2) First sentence in the Introduction should also list "toughness" as a necessary property.

3) Introduction: " one of the ceramic materials that has.."

4) line 70: ", assisted-sintering technique.."

5) In figure 5, the red circles need more explanation


Furthermore, please check or revise the following:

1)  The highlights and the title mention a few times "nanocomposites" but the paper mainly deals with micron-sized Ni added to SiAlON. The results also show that most grains are more than 0.3nm in size which are strictly "sub-micron" or "micron" (see e.g. 2g) in size. "Nano"  is generally understood to mean <100nm - please revise accordingly

2) In page 4 you mention that you used the Evans (or Palmqvist) method for measuring toughness but you do not mention how you ensured that all pre-existing surface stresses were removed from the surface prior to measuring the maximum crack length around the indentations. Generally this is done by a careful study of how much grinding and polishing is necessary to ensure that the cracks are not affected by pre-existing stresses. Any compressive stresses remaining in the surface will give you artificially shorter cracks which will give you erroneous increase in toughness. This is particularly worrying in the case of S6 and S7 where the densities are very low but the fracture toughness seems very high, even though the samples must contain a lot of porosity and microcracks. Did you try to corroborate these toughness values with another method? Can you see any toughness mechanisms (w.g. crack bridging, fricitional pull-outs etc) which would confirm such high toughness?
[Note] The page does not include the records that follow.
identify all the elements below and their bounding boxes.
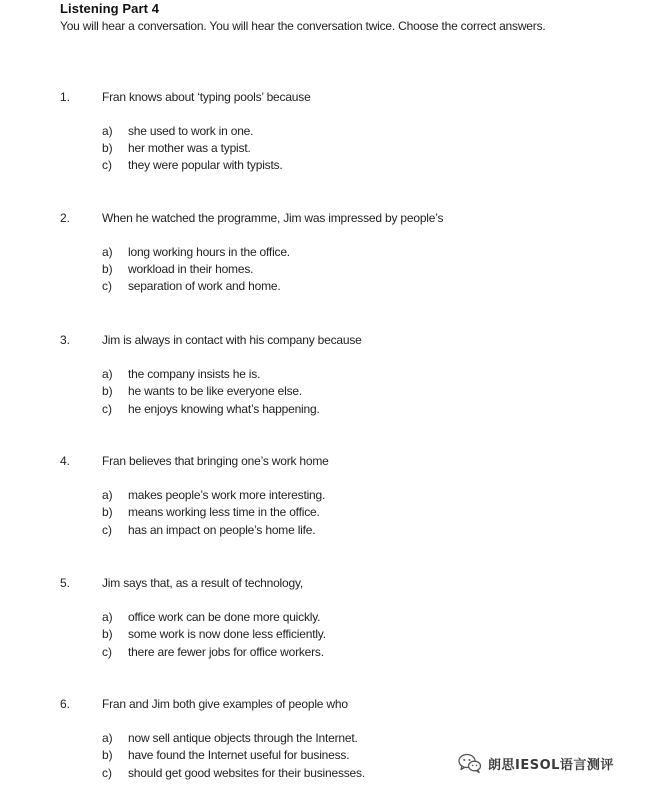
option-text: long working hours in the office. (128, 245, 290, 259)
option-letter: a) (102, 610, 113, 624)
option-letter: b) (102, 748, 113, 762)
option-text: separation of work and home. (128, 279, 281, 293)
option-text: has an impact on people’s home life. (128, 523, 316, 537)
watermark (458, 750, 614, 776)
option-letter: a) (102, 731, 113, 745)
option-letter: b) (102, 141, 113, 155)
question-3 (0, 333, 647, 443)
option-a (102, 610, 502, 624)
option-b (102, 262, 502, 276)
option-b (102, 384, 502, 398)
option-c (102, 766, 502, 780)
option-text: there are fewer jobs for office workers. (128, 645, 324, 659)
question-stem: Fran knows about ‘typing pools’ because (102, 90, 311, 104)
option-a (102, 367, 502, 381)
option-letter: c) (102, 402, 112, 416)
option-text: they were popular with typists. (128, 158, 283, 172)
option-text: he wants to be like everyone else. (128, 384, 302, 398)
wechat-icon (458, 752, 482, 774)
question-4 (0, 454, 647, 564)
option-text: makes people’s work more interesting. (128, 488, 326, 502)
option-letter: a) (102, 367, 113, 381)
question-number: 1. (60, 90, 71, 104)
option-text: workload in their homes. (128, 262, 254, 276)
question-stem: Fran believes that bringing one’s work home (102, 454, 329, 468)
question-number: 4. (60, 454, 71, 468)
option-text: now sell antique objects through the Internet. (128, 731, 358, 745)
option-text: her mother was a typist. (128, 141, 251, 155)
option-letter: c) (102, 279, 112, 293)
option-text: office work can be done more quickly. (128, 610, 321, 624)
option-letter: b) (102, 505, 113, 519)
option-text: have found the Internet useful for business. (128, 748, 350, 762)
option-c (102, 279, 502, 293)
option-letter: b) (102, 384, 113, 398)
question-number: 5. (60, 576, 71, 590)
question-stem: Jim says that, as a result of technology, (102, 576, 304, 590)
option-text: some work is now done less efficiently. (128, 627, 326, 641)
option-b (102, 141, 502, 155)
option-text: should get good websites for their businesses. (128, 766, 365, 780)
option-b (102, 505, 502, 519)
question-number: 2. (60, 211, 71, 225)
watermark-text: 朗思IESOL语言测评 (488, 757, 614, 773)
option-c (102, 158, 502, 172)
option-letter: c) (102, 523, 112, 537)
option-c (102, 523, 502, 537)
option-letter: c) (102, 645, 112, 659)
question-2 (0, 211, 647, 321)
section-title: Listening Part 4 (60, 1, 160, 16)
option-text: means working less time in the office. (128, 505, 320, 519)
option-letter: a) (102, 124, 113, 138)
instructions-text: You will hear a conversation. You will hear the conversation twice. Choose the correct answers. (60, 19, 546, 33)
question-number: 6. (60, 697, 71, 711)
option-a (102, 488, 502, 502)
option-text: she used to work in one. (128, 124, 254, 138)
question-5 (0, 576, 647, 686)
option-text: he enjoys knowing what’s happening. (128, 402, 320, 416)
option-a (102, 124, 502, 138)
option-letter: c) (102, 158, 112, 172)
option-text: the company insists he is. (128, 367, 261, 381)
option-b (102, 627, 502, 641)
option-letter: a) (102, 488, 113, 502)
option-letter: b) (102, 262, 113, 276)
question-1 (0, 90, 647, 200)
option-c (102, 645, 502, 659)
option-c (102, 402, 502, 416)
option-letter: b) (102, 627, 113, 641)
option-letter: a) (102, 245, 113, 259)
question-stem: When he watched the programme, Jim was impressed by people’s (102, 211, 444, 225)
option-b (102, 748, 502, 762)
question-stem: Fran and Jim both give examples of people who (102, 697, 348, 711)
option-a (102, 731, 502, 745)
option-a (102, 245, 502, 259)
question-stem: Jim is always in contact with his company because (102, 333, 362, 347)
question-number: 3. (60, 333, 71, 347)
option-letter: c) (102, 766, 112, 780)
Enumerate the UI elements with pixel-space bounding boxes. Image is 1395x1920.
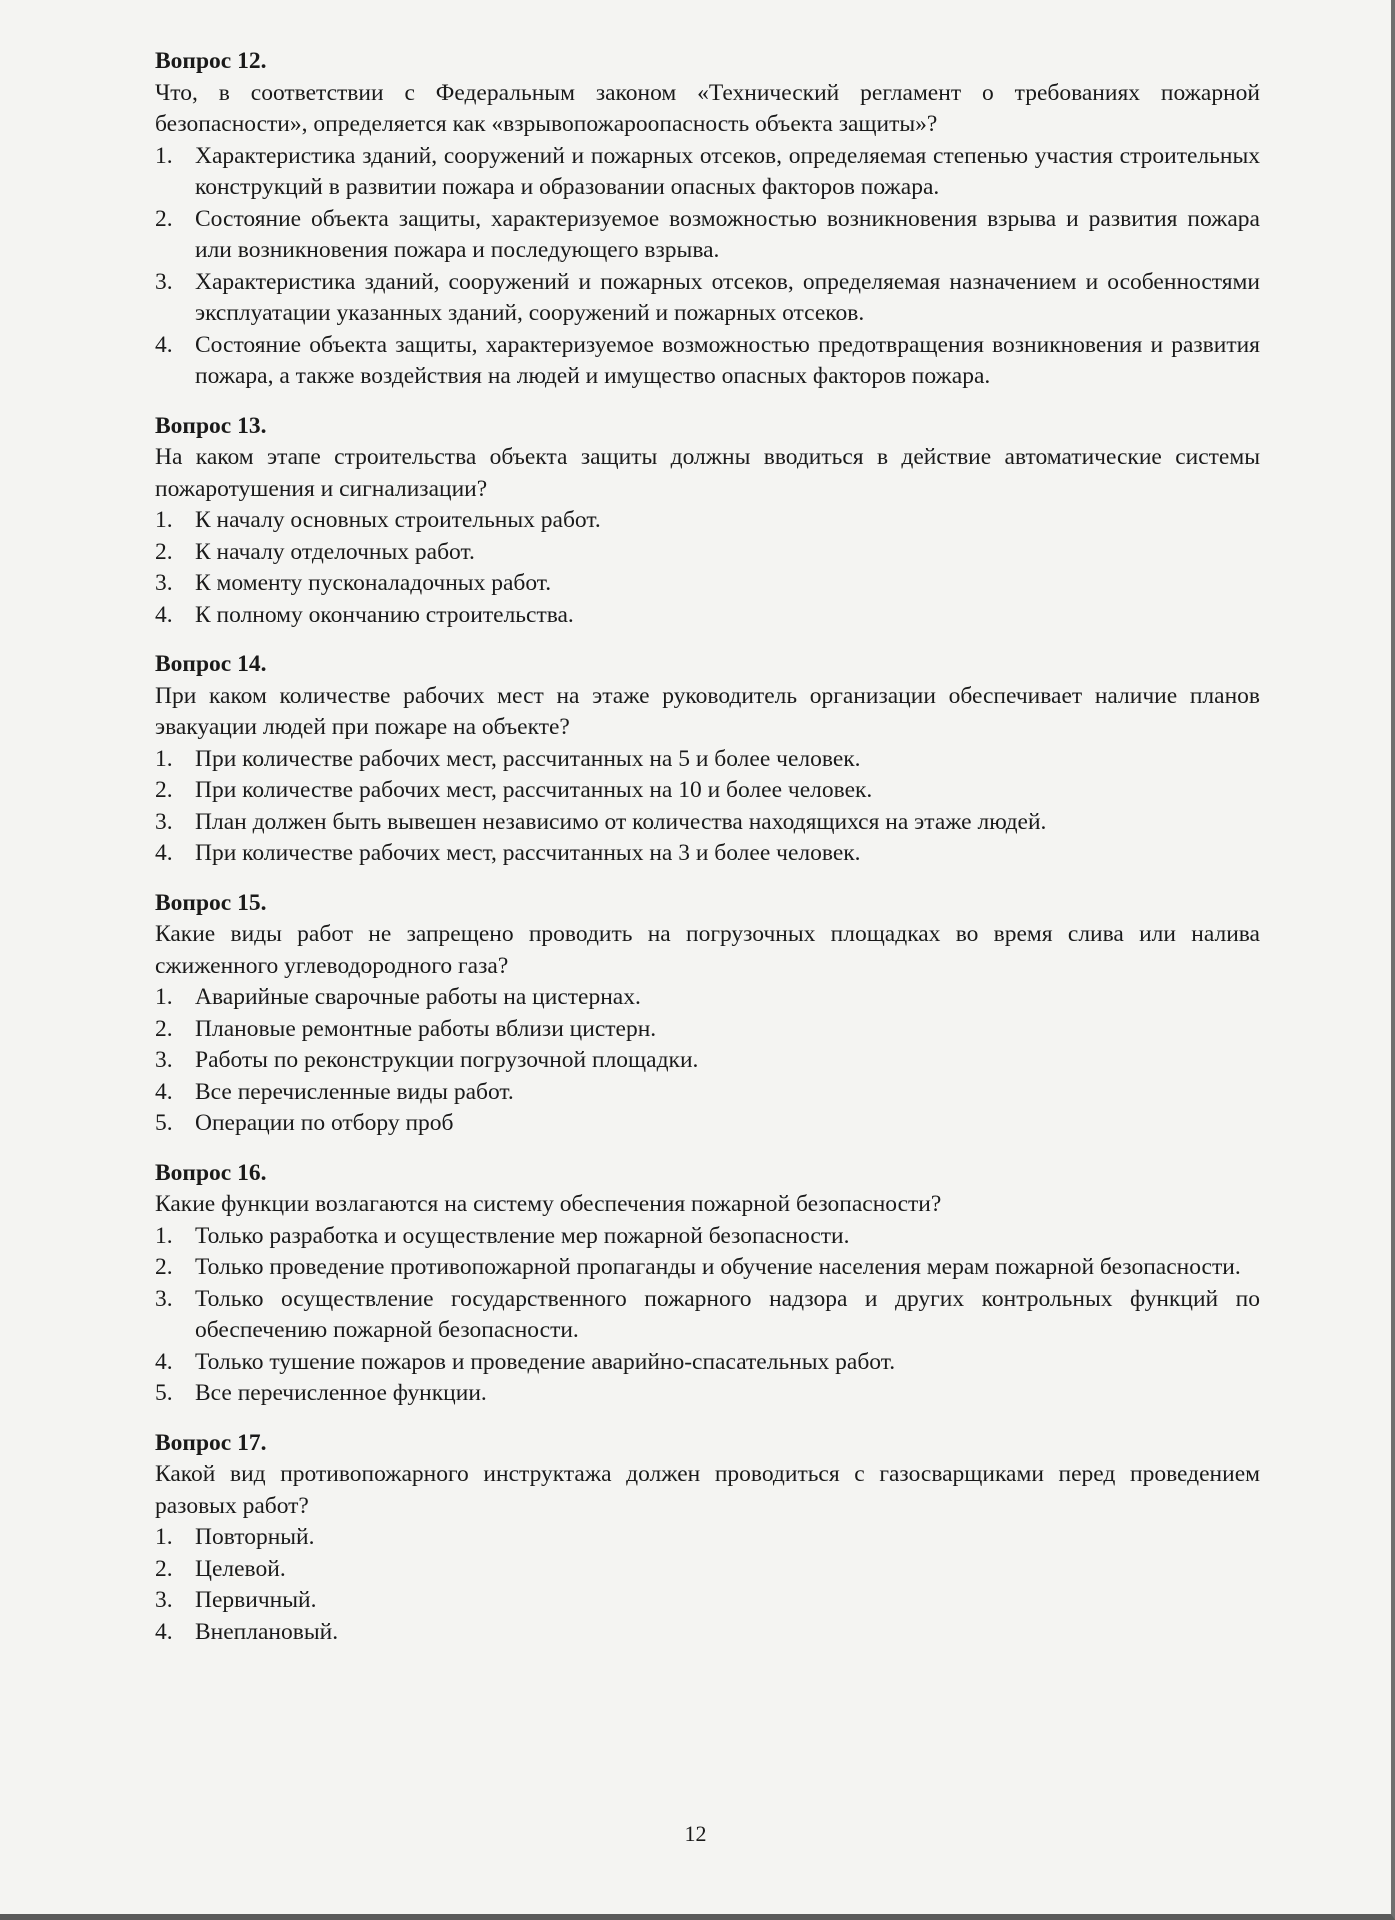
answer-number: 2. [155,1555,173,1582]
answer-text: Работы по реконструкции погрузочной площадки. [195,1047,699,1073]
answer-option [155,505,1260,537]
answer-option [155,838,1260,870]
answer-text: Все перечисленные виды работ. [195,1078,514,1105]
answer-number: 3. [155,268,173,295]
answer-text: Аварийные сварочные работы на цистернах. [195,984,641,1010]
answer-option [155,1554,1260,1586]
answer-list [155,505,1260,631]
answer-text: Только проведение противопожарной пропаганды и обучение населения мерам пожарной безопасности. [195,1254,1241,1280]
question-text: Что, в соответствии с Федеральным законом «Технический регламент о требованиях пожарной безопасности», определяется как «взрывопожароопасность объекта защиты»? [155,79,1260,137]
answer-option [155,1378,1260,1410]
answer-number: 1. [155,1524,173,1550]
question-block [155,649,1260,870]
answer-text: К началу основных строительных работ. [195,507,601,533]
answer-number: 3. [155,1285,173,1312]
answer-option [155,537,1260,569]
answer-option [155,330,1260,393]
answer-option [155,1014,1260,1046]
answer-number: 4. [155,601,173,628]
answer-number: 3. [155,1587,173,1613]
answer-option [155,1252,1260,1284]
answer-number: 1. [155,1222,173,1249]
question-text: Какой вид противопожарного инструктажа должен проводиться с газосварщиками перед проведением разовых работ? [155,1461,1260,1519]
answer-option [155,1585,1260,1617]
question-title: Вопрос 14. [155,651,267,677]
answer-text: Характеристика зданий, сооружений и пожарных отсеков, определяемая назначением и особенностями эксплуатации указанных зданий, сооружений и пожарных отсеков. [195,268,1260,326]
answer-text: При количестве рабочих мест, рассчитанных на 10 и более человек. [195,777,873,803]
answer-option [155,1522,1260,1554]
answer-option [155,1045,1260,1077]
answer-text: К началу отделочных работ. [195,538,475,565]
answer-option [155,1108,1260,1140]
answer-number: 5. [155,1110,173,1136]
answer-text: Целевой. [195,1555,286,1582]
answer-text: К моменту пусконаладочных работ. [195,570,552,596]
answer-list [155,1522,1260,1648]
answer-text: При количестве рабочих мест, рассчитанных на 3 и более человек. [195,840,861,866]
answer-text: Только разработка и осуществление мер пожарной безопасности. [195,1222,850,1249]
answer-text: План должен быть вывешен независимо от количества находящихся на этаже людей. [195,808,1047,835]
answer-text: Все перечисленное функции. [195,1380,487,1406]
answer-option [155,744,1260,776]
answer-number: 2. [155,538,173,565]
answer-number: 5. [155,1380,173,1406]
answer-text: Только осуществление государственного пожарного надзора и других контрольных функций по обеспечению пожарной безопасности. [195,1285,1260,1343]
answer-number: 4. [155,1348,173,1375]
answer-option [155,1284,1260,1347]
answer-option [155,600,1260,632]
answer-option [155,1221,1260,1253]
page-number: 12 [684,1821,707,1846]
answer-option [155,807,1260,839]
answer-option [155,775,1260,807]
answer-number: 1. [155,507,173,533]
answer-option [155,568,1260,600]
answer-number: 4. [155,1078,173,1105]
question-block [155,411,1260,632]
answer-text: Плановые ремонтные работы вблизи цистерн. [195,1015,657,1042]
question-text: При каком количестве рабочих мест на этаже руководитель организации обеспечивает наличие планов эвакуации людей при пожаре на объекте? [155,682,1260,740]
answer-text: Первичный. [195,1587,317,1613]
question-block [155,46,1260,393]
answer-number: 3. [155,570,173,596]
answer-list [155,1221,1260,1410]
answer-text: Внеплановый. [195,1618,339,1645]
question-text: Какие виды работ не запрещено проводить на погрузочных площадках во время слива или налива сжиженного углеводородного газа? [155,921,1260,979]
answer-option [155,141,1260,204]
question-title: Вопрос 12. [155,48,267,74]
answer-option [155,982,1260,1014]
answer-option [155,1617,1260,1649]
answer-list [155,744,1260,870]
answer-option [155,1077,1260,1109]
question-title: Вопрос 15. [155,889,267,916]
answer-number: 2. [155,1254,173,1280]
answer-text: Только тушение пожаров и проведение аварийно-спасательных работ. [195,1348,896,1375]
answer-list [155,141,1260,393]
answer-number: 4. [155,840,173,866]
answer-option [155,1347,1260,1379]
answer-number: 4. [155,331,173,358]
answer-number: 3. [155,808,173,835]
question-block [155,888,1260,1140]
question-title: Вопрос 13. [155,412,267,439]
answer-number: 4. [155,1618,173,1645]
answer-number: 3. [155,1047,173,1073]
question-block [155,1158,1260,1410]
answer-text: Состояние объекта защиты, характеризуемое возможностью возникновения взрыва и развития пожара или возникновения пожара и последующего взрыва. [195,205,1260,263]
question-text: На каком этапе строительства объекта защиты должны вводиться в действие автоматические системы пожаротушения и сигнализации? [155,444,1260,502]
answer-text: Характеристика зданий, сооружений и пожарных отсеков, определяемая степенью участия строительных конструкций в развитии пожара и образовании опасных факторов пожара. [195,142,1260,200]
question-block [155,1428,1260,1649]
answer-number: 1. [155,984,173,1010]
answer-number: 1. [155,142,173,169]
answer-number: 2. [155,205,173,232]
question-title: Вопрос 17. [155,1429,267,1456]
answer-number: 1. [155,745,173,772]
question-title: Вопрос 16. [155,1159,267,1186]
answer-option [155,267,1260,330]
answer-text: К полному окончанию строительства. [195,601,574,628]
page-content [155,46,1260,1666]
answer-text: Повторный. [195,1524,315,1550]
answer-text: При количестве рабочих мест, рассчитанных на 5 и более человек. [195,745,861,772]
question-text: Какие функции возлагаются на систему обеспечения пожарной безопасности? [155,1191,942,1217]
answer-number: 2. [155,777,173,803]
answer-text: Операции по отбору проб [195,1110,454,1136]
answer-number: 2. [155,1015,173,1042]
answer-list [155,982,1260,1140]
answer-option [155,204,1260,267]
answer-text: Состояние объекта защиты, характеризуемое возможностью предотвращения возникновения и развития пожара, а также воздействия на людей и имущество опасных факторов пожара. [195,331,1260,389]
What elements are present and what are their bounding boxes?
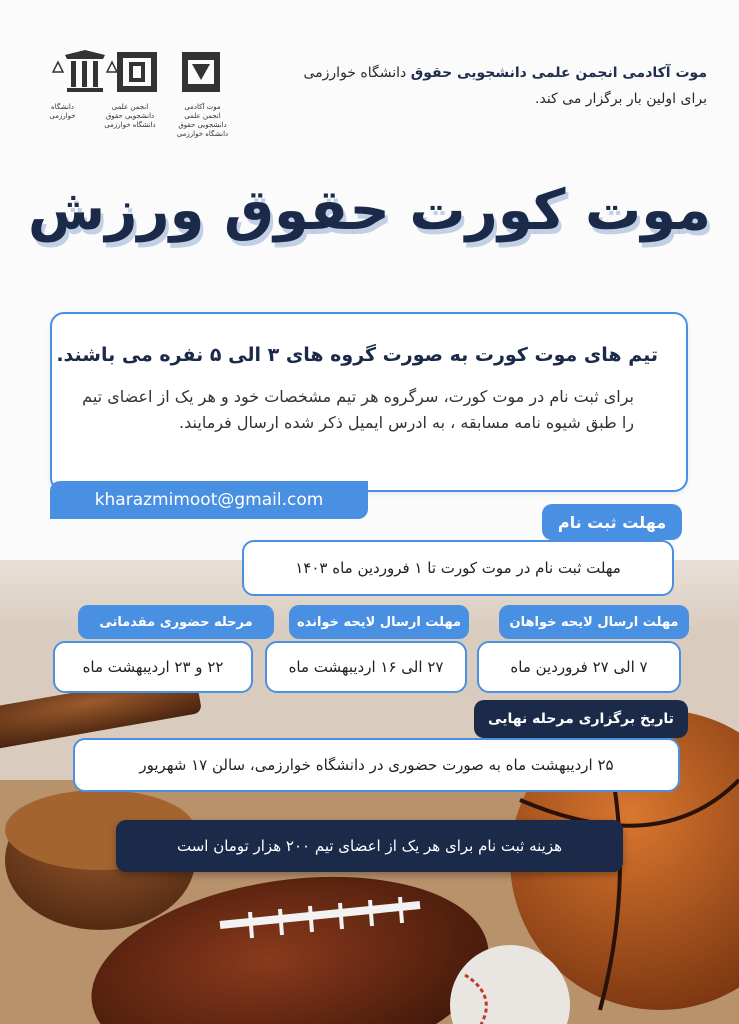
stage3-label: مرحله حضوری مقدماتی <box>78 605 274 639</box>
stage3-value: ۲۲ و ۲۳ اردیبهشت ماه <box>53 641 253 693</box>
final-label: تاریخ برگزاری مرحله نهایی <box>474 700 688 738</box>
intro-text <box>237 60 707 112</box>
stage2-label: مهلت ارسال لایحه خوانده <box>289 605 469 639</box>
rules-card <box>50 312 688 492</box>
intro-line1-prefix: موت آکادمی انجمن علمی دانشجویی حقوق <box>410 65 707 81</box>
email-link[interactable]: kharazmimoot@gmail.com <box>50 481 368 519</box>
fee-banner: هزینه ثبت نام برای هر یک از اعضای تیم ۲۰۰ هزار تومان است <box>116 820 623 872</box>
registration-value: مهلت ثبت نام در موت کورت تا ۱ فروردین ماه ۱۴۰۳ <box>242 540 674 596</box>
rules-body: برای ثبت نام در موت کورت، سرگروه هر تیم مشخصات خود و هر یک از اعضای تیم را طبق شیوه نامه مسابقه ، به ادرس ایمیل ذکر شده ارسال فرمایند. <box>82 387 634 432</box>
logo1-caption: موت آکادمی انجمن علمی دانشجویی حقوق دانشگاه خوارزمی <box>176 103 229 138</box>
final-value: ۲۵ اردیبهشت ماه به صورت حضوری در دانشگاه خوارزمی، سالن ۱۷ شهریور <box>73 738 680 792</box>
logo2-caption: انجمن علمی دانشجویی حقوق دانشگاه خوارزمی <box>104 103 156 129</box>
intro-line2: برای اولین بار برگزار می کند. <box>535 91 707 107</box>
stage1-value: ۷ الی ۲۷ فروردین ماه <box>477 641 681 693</box>
page-title: موت کورت حقوق ورزش <box>27 178 712 243</box>
stage1-label: مهلت ارسال لایحه خواهان <box>499 605 689 639</box>
intro-line1-suffix: دانشگاه خوارزمی <box>303 65 411 81</box>
rules-heading: تیم های موت کورت به صورت گروه های ۳ الی ۵ نفره می باشند. <box>56 344 658 366</box>
stage2-value: ۲۷ الی ۱۶ اردیبهشت ماه <box>265 641 467 693</box>
registration-label: مهلت ثبت نام <box>542 504 682 540</box>
logo3-caption: دانشگاه خوارزمی <box>49 103 76 120</box>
In any case, the Evans/Palmqvist method is not recommended for materials with a large amount of porosity or flaws, so it should be used only for materials S1-S3.

3) In lines 144-145, you say that the "...nickel particles can be seen uniformly distributed throughout the sialon matrix..." but the photos in figures 3a and 3b indicate the opposite, i.e. the distribution is not uniform.. Can you justify this statement quantitatively?

4) In page 10 you mention that you observed no reaction between the SiAlON and the Ni particles even at 1550C. This is very surprising especially since there is a liquid phase present at lower temperatures and Ni is quite reactive. Did you check whether the Ni particles were oxidized? Please expalin these results as they are not easy to accept.

5) Please give some explanation of how do the thermal conductivity and thermal expansion results remain approximately constant even though the relative density decreases so much (i.e. the porosity increases substantially)

6) In lines 250-252 you mention that Figure 2b shows crack blunting, but this is not evident from that photo. Please give a higher magnification photo showing some micromechanisms of energy dissipation to support your results.

Author Response


Author Response File: Author Response.pdf

Round 2

Reviewer 1 Report

Dear Authors,

Thank you for considering my comments.
I accept this manuscript in present form and propose to publish it in Nanomaterials.

Reviewer 3 Report

There is still some confusion regrading the effect of Ni additions on the fracture toughness.

In your figure 6, Ni inclusions are clearly NOT adhering to the matrix, therefore they can, at most, be responsible for a small increase in toughness only indirectly, by encouraging crack wandering, as you correctly state "Cracks gets deflected and blunted when reaching a ceramic-metal interface due to the difference between the abilities to deform a ductile inclusion and a brittle matrix".

But your sentence "In this study, the presence of nickel in voids between the sialon grains is thought to improve the bonding of the grains within the ceramic matrix at the interface and this results in the improvement in fracture toughness values" is NOT supported by your results.

Looking at your results, I'm afraid I can only conclude that your perceived increased fracture toughness can only be ascribed at your inadequate preparation of your surface which did not eliminate the compressive stresses that always occur on the surface of such materials after cutting, grinding.

The only way to be sure that fracture toughness has increased is either by carefully preparing the surface till all compressive stresses have been eliminated or by by measuring it with a direct method, e.g. SENB or by looking at energy dissipation during bending tests.